Handling Label Sparsity and Inconsistency
in Named Entity Recognition
May 28, 2019 – August 9, 2019 (10-Weeks)
Named Entity Recognition (NER), the identification of names of people, organizations, locations, etc., in text, is often considered a close-to-solved problem. For clean newswire text in high resource languages with large amounts of training data, this claim may be accurate. But when training labels are sparse or inconsistent, NER performance drops dramatically. Sparse and inconsistent labels can arise in a variety of situations:
- A user wants to add one or more new entity types (e.g., vehicle or operating system), or split a known type into several finer-grained types (e.g., doctor or scientist in lieu of person)

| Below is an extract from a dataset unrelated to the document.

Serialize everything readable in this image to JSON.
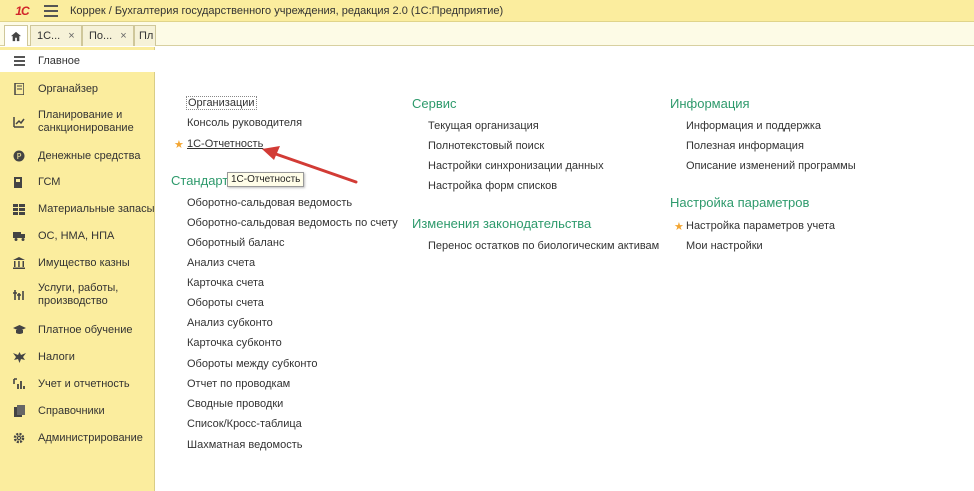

- A user corrects an error made by the NER system, and wants that correction to be honored in subsequent system output.
- NER training data may have errors and/or differences in tagging conventions.
- Errors (e.g., optical character recognition or speech-to-text errors) in system input introduces character sequences that are poorly represented in the training data.
- System input that contains more than one language is poorly covered by NER models, which are customarily trained for a single language.
In Summer 2019, we investigated techniques that handle the sparse and inconsistent labels that arise in these contexts. Research questions to be addressed included:
- What are the features of sparse and inconsistent training sets that lead to the majority of errors made by existing approaches to NER?
- How can new entity types or refinements of old entity types be added with a minimum of new labels?
- Can multilingual training be used to reduce sparsity in a given language?
- How can partially annotated training sets be used most effectively?
- How should NER models adapt to corrected training data?
- How can neural NER models be effectively trained in the presence of label sparsity and inconsistency?
While NER over low resource languages is an important problem, this project will not focus on label sparsity for such languages; the primary languages covered by this project were be Russian, Chinese, and English. Performance was measured both with traditional intrinsic measures (e.g., precision and recall), and by an extrinsic retrieval task.